Stellt sich jedoch später heraus, dass diese Verweise zu Unrecht ausgesprochen wurden, kann es schwierig werden, eine rechtskräftige Disziplinarverfügung wieder aus der Welt zu schaffen. Wichtig ist deshalb in jedem Einzelfall die Überprüfung, ob die vermeintliche Pflichtverletzung überhaupt ein Dienstvergehen darstellt und einen Verweis oder gar eine schärfere Sanktion rechtfertigt.


Beispiele aus der Rechtsprechung:

  • Krankschreibung: Bisweilen wird kontrolliert, ob der Beamte in dieser Zeit das Haus verlässt.
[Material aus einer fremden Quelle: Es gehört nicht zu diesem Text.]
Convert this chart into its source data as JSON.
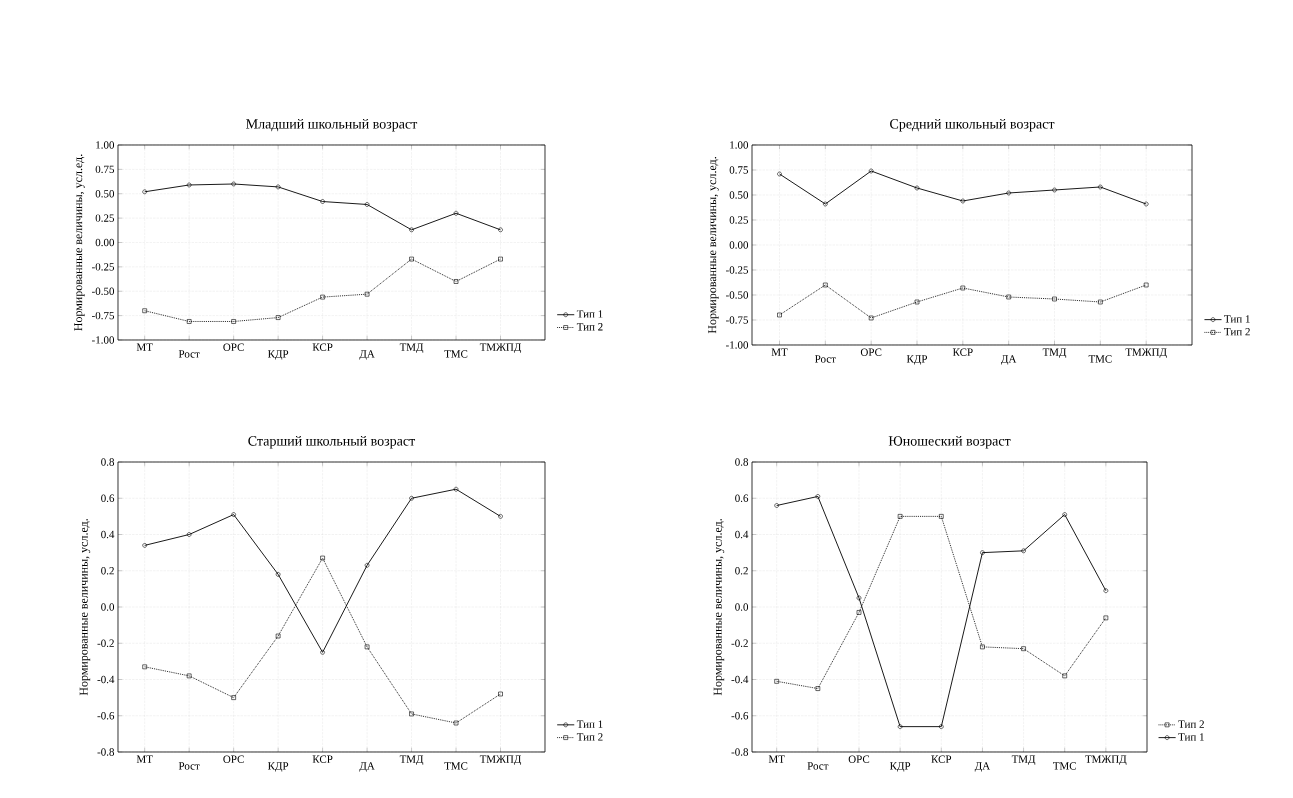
{
  "chart_data": [
    {
      "type": "line",
      "title": "Младший школьный возраст",
      "ylabel": "Нормированные величины, усл.ед.",
      "categories": [
        "МТ",
        "Рост",
        "ОРС",
        "КДР",
        "КСР",
        "ДА",
        "ТМД",
        "ТМС",
        "ТМЖПД"
      ],
      "series": [
        {
          "name": "Тип 1",
          "color": "#000000",
          "marker": "circle",
          "line_style": "solid",
          "values": [
            0.52,
            0.59,
            0.6,
            0.57,
            0.42,
            0.39,
            0.13,
            0.3,
            0.13
          ]
        },
        {
          "name": "Тип 2",
          "color": "#000000",
          "marker": "square",
          "line_style": "dotted",
          "values": [
            -0.7,
            -0.81,
            -0.81,
            -0.77,
            -0.56,
            -0.53,
            -0.17,
            -0.4,
            -0.17
          ]
        }
      ],
      "ylim": [
        -1,
        1
      ],
      "yticks": [
        {
          "value": -1,
          "label": "-1.00"
        },
        {
          "value": -0.75,
          "label": "-0.75"
        },
        {
          "value": -0.5,
          "label": "-0.50"
        },
        {
          "value": -0.25,
          "label": "-0.25"
        },
        {
          "value": 0,
          "label": "0.00"
        },
        {
          "value": 0.25,
          "label": "0.25"
        },
        {
          "value": 0.5,
          "label": "0.50"
        },
        {
          "value": 0.75,
          "label": "0.75"
        },
        {
          "value": 1,
          "label": "1.00"
        }
      ],
      "grid": true,
      "legend": "right"
    },
    {
      "type": "line",
      "title": "Средний школьный возраст",
      "ylabel": "Нормированные величины, усл.ед.",
      "categories": [
        "МТ",
        "Рост",
        "ОРС",
        "КДР",
        "КСР",
        "ДА",
        "ТМД",
        "ТМС",
        "ТМЖПД"
      ],
      "series": [
        {
          "name": "Тип 1",
          "color": "#000000",
          "marker": "circle",
          "line_style": "solid",
          "values": [
            0.71,
            0.41,
            0.74,
            0.57,
            0.44,
            0.52,
            0.55,
            0.58,
            0.41
          ]
        },
        {
          "name": "Тип 2",
          "color": "#000000",
          "marker": "square",
          "line_style": "dotted",
          "values": [
            -0.7,
            -0.4,
            -0.73,
            -0.57,
            -0.43,
            -0.52,
            -0.54,
            -0.57,
            -0.4
          ]
        }
      ],
      "ylim": [
        -1,
        1
      ],
      "yticks": [
        {
          "value": -1,
          "label": "-1.00"
        },
        {
          "value": -0.75,
          "label": "-0.75"
        },
        {
          "value": -0.5,
          "label": "-0.50"
        },
        {
          "value": -0.25,
          "label": "-0.25"
        },
        {
          "value": 0,
          "label": "0.00"
        },
        {
          "value": 0.25,
          "label": "0.25"
        },
        {
          "value": 0.5,
          "label": "0.50"
        },
        {
          "value": 0.75,
          "label": "0.75"
        },
        {
          "value": 1,
          "label": "1.00"
        }
      ],
      "grid": true,
      "legend": "right"
    },
    {
      "type": "line",
      "title": "Старший школьный возраст",
      "ylabel": "Нормированные величины, усл.ед.",
      "categories": [
        "МТ",
        "Рост",
        "ОРС",
        "КДР",
        "КСР",
        "ДА",
        "ТМД",
        "ТМС",
        "ТМЖПД"
      ],
      "series": [
        {
          "name": "Тип 1",
          "color": "#000000",
          "marker": "circle",
          "line_style": "solid",
          "values": [
            0.34,
            0.4,
            0.51,
            0.18,
            -0.25,
            0.23,
            0.6,
            0.65,
            0.5
          ]
        },
        {
          "name": "Тип 2",
          "color": "#000000",
          "marker": "square",
          "line_style": "dotted",
          "values": [
            -0.33,
            -0.38,
            -0.5,
            -0.16,
            0.27,
            -0.22,
            -0.59,
            -0.64,
            -0.48
          ]
        }
      ],
      "ylim": [
        -0.8,
        0.8
      ],
      "yticks": [
        {
          "value": -0.8,
          "label": "-0.8"
        },
        {
          "value": -0.6,
          "label": "-0.6"
        },
        {
          "value": -0.4,
          "label": "-0.4"
        },
        {
          "value": -0.2,
          "label": "-0.2"
        },
        {
          "value": 0,
          "label": "0.0"
        },
        {
          "value": 0.2,
          "label": "0.2"
        },
        {
          "value": 0.4,
          "label": "0.4"
        },
        {
          "value": 0.6,
          "label": "0.6"
        },
        {
          "value": 0.8,
          "label": "0.8"
        }
      ],
      "grid": true,
      "legend": "right"
    },
    {
      "type": "line",
      "title": "Юношеский возраст",
      "ylabel": "Нормированные величины, усл.ед.",
      "categories": [
        "МТ",
        "Рост",
        "ОРС",
        "КДР",
        "КСР",
        "ДА",
        "ТМД",
        "ТМС",
        "ТМЖПД"
      ],
      "series": [
        {
          "name": "Тип 2",
          "color": "#000000",
          "marker": "square",
          "line_style": "dotted",
          "values": [
            -0.41,
            -0.45,
            -0.03,
            0.5,
            0.5,
            -0.22,
            -0.23,
            -0.38,
            -0.06
          ]
        },
        {
          "name": "Тип 1",
          "color": "#000000",
          "marker": "circle",
          "line_style": "solid",
          "values": [
            0.56,
            0.61,
            0.05,
            -0.66,
            -0.66,
            0.3,
            0.31,
            0.51,
            0.09
          ]
        }
      ],
      "ylim": [
        -0.8,
        0.8
      ],
      "yticks": [
        {
          "value": -0.8,
          "label": "-0.8"
        },
        {
          "value": -0.6,
          "label": "-0.6"
        },
        {
          "value": -0.4,
          "label": "-0.4"
        },
        {
          "value": -0.2,
          "label": "-0.2"
        },
        {
          "value": 0,
          "label": "0.0"
        },
        {
          "value": 0.2,
          "label": "0.2"
        },
        {
          "value": 0.4,
          "label": "0.4"
        },
        {
          "value": 0.6,
          "label": "0.6"
        },
        {
          "value": 0.8,
          "label": "0.8"
        }
      ],
      "grid": true,
      "legend": "right"
    }
  ]
}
Dies braucht nicht unbedingt pflichtwidrig zu sein. Ein Beamter, der krank geschrieben ist und in dieser Zeit keinen Dienst leisten muss, braucht nicht zwangsläufig das Haus zu hüten. Auch ein Konzertbesuch in dieser Zeit stellt nicht ohne weiteres eine Dienstpflichtverletzung dar (VG Hannover, B.v.23.11.2006, 18 B 7877/06). Zu einer Pflichtverletzung wird ein außerdienstliches Verhalten erst dann, wenn der Beamte trotz Krankschreibung seinen Genesungsprozess gefährdet. Dann würde er die Pflicht zur Gesunderhaltung verletzen. Dies wäre disziplinarrechtlich selbstverständlich relevant.

  • Das gleiche gilt selbst dann, wenn er während der Krankschreibung eine (erlaubte) Nebentätigkeit ausübt. Auch dies ist nicht per se verboten. Pflichtwidrig wird es erst dann, wenn der Beamte dadurch die Heilung verzögert oder gefährdet. So kann z.B. eine während der Freistellung vom Dienst weiterhin ausgeübte Aufsichtstätigkeit bei einer Schulteroperation den Genesungsprozess nicht beeinträchtigen (VG Lüneburg, Beschluss vom 05.10.2004, 10 A 3/04).

  • Auch Fehler, die dem Beamte im Rahmen der Sachbearbeitung unterlaufen, sind nicht zwangsläufig Dienstvergehen, die das Ansehen in das Beamtentum oder das Vertrauen des Dienstherren beeinträchtigen und eine disziplinarische Ahndung erfordern. Bloße "Unkorrektheiten" stellen noch kein Dienstvergehen dar (VG Osnabrück,Urteil vom 23.11.2009, 9 A 5/09).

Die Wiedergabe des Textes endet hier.